An In-depth Review of "Rethinking Learning-based Demosaicing, Denoising, and Super-Resolution Pipeline"

The paper "Rethinking Learning-based Demosaicing, Denoising, and Super-Resolution Pipeline" provides a comprehensive investigation into the impact of pipeline ordering on image quality tasks such as demosaicing (DM), denoising (DN), and super-resolution (SR). The authors propose a novel pipeline order and present insights into how these processes interact, both individually and jointly, within a learning-based framework.

Key Contributions

  1. Pipeline Order for Sequential Solutions: The paper reveals that the traditional sequential pipeline of DM→DN→SR is suboptimal. The authors propose a novel order: DN→SR→DM. This ordering consistently yields better performance in various settings, particularly mitigating artifacts introduced by task interactions.
  2. End-to-end Network Design: For joint solutions, the research presents the Trinity Pixel Enhancement NETwork (TENet), which achieves state-of-the-art performance for the combined demosaicing, denoising, and super-resolution tasks. This network architecture is distinctive for its ability to integrate pipelines via intermediate supervision with a detachable module, albeit yielding only marginal improvements.
  3. Pipeline's Necessity in End-to-end Networks: Extensive experiments indicate that while the pipeline configuration is vital for sequential solutions, it contributes insignificantly to joint solutions. This suggests that the specific task order in an end-to-end approach does not substantially affect performance.
  4. Dataset Contribution: The authors introduce PixelShift200, a new dataset with full-color samples which aids in better training and benchmarking image processing tasks, free of artifacts typically introduced during color interpolation.

Numerical Impact

Notably, the proposed DN→SR→DM pipeline improves PSNR by approximately 0.28 dB over other sequential pipelines. In terms of joint architectures, the TENet outperforms the vanilla approach with a PSNR gain, though the margin is less than 1 dB, indicating the relatively limited benefit of pipeline reordering in joint tasks when using deep networks.

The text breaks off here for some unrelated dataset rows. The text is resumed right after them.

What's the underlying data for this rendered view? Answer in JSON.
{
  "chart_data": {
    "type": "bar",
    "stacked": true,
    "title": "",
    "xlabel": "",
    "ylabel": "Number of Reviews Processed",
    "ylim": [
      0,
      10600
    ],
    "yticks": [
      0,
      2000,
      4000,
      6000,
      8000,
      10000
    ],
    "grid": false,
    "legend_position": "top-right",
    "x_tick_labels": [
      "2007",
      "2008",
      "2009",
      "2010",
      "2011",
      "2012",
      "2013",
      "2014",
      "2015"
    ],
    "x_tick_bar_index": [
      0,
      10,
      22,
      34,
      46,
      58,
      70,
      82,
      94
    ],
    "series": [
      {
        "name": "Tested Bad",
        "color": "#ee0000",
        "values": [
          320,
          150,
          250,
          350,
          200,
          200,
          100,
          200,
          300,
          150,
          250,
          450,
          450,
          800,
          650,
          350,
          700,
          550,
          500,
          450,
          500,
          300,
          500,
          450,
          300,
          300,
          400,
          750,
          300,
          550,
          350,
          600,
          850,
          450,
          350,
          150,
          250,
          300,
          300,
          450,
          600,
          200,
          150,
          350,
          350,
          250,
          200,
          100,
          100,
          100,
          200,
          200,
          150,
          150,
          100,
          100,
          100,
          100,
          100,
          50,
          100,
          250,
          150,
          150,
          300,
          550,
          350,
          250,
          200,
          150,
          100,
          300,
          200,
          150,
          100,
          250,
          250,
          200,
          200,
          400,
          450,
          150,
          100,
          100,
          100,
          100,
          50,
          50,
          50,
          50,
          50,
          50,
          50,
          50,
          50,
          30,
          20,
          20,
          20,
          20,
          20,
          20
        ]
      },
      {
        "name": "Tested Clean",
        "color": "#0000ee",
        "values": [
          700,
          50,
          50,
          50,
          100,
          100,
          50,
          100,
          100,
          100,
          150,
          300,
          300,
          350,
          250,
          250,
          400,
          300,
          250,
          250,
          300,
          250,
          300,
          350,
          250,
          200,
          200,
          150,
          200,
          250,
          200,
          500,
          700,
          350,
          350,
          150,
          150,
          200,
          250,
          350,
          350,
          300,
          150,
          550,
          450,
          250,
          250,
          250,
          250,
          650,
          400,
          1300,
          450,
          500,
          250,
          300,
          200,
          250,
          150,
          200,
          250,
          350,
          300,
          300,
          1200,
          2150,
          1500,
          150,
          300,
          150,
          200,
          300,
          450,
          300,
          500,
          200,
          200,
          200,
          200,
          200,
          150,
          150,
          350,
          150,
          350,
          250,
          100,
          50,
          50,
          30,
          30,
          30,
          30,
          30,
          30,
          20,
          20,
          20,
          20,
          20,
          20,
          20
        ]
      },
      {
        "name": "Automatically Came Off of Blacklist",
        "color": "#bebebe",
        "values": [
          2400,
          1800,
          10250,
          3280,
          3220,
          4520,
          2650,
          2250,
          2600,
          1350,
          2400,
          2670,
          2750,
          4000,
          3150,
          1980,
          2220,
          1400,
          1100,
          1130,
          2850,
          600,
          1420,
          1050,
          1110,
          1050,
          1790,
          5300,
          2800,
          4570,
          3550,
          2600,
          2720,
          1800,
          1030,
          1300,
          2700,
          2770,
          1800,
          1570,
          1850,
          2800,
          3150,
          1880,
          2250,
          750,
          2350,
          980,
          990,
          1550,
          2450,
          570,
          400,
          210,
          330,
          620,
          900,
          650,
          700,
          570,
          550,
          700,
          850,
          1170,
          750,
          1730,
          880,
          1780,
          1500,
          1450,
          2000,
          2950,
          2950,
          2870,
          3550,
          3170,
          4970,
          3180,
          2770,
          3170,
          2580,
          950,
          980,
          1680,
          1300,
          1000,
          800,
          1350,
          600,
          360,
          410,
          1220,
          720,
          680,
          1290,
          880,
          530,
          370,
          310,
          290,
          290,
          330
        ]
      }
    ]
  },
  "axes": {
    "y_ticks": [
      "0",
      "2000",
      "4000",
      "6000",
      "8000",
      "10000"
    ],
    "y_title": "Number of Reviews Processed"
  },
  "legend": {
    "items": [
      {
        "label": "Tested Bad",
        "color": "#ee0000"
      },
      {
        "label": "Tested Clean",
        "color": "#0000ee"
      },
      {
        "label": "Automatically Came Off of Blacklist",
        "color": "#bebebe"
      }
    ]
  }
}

Practical and Theoretical Implications

Practically, the insights from this paper could reshape how learning-based image processing systems are architected, particularly in mobile and embedded systems where resource constraints necessitate optimal operation order. Theoretically, the findings suggest an area of diminished returns in joint processing pipelines where components do not interact poorly, highlighting potential areas for architectural improvements beyond task order.

Future Directions

Future research could explore dynamic pipeline formations that adapt during inference or cross-component optimizations that focus on shared feature learning rather than task order alone. Additionally, expanding the scope to multi-frame processing scenarios could offer new insights for practical deployment in real-world applications.

Overall, this paper contributes valuable insights by questioning established practices and pushing forward the understanding of how to efficiently solve complex image processing tasks through both pipeline optimization and end-to-end learning approaches.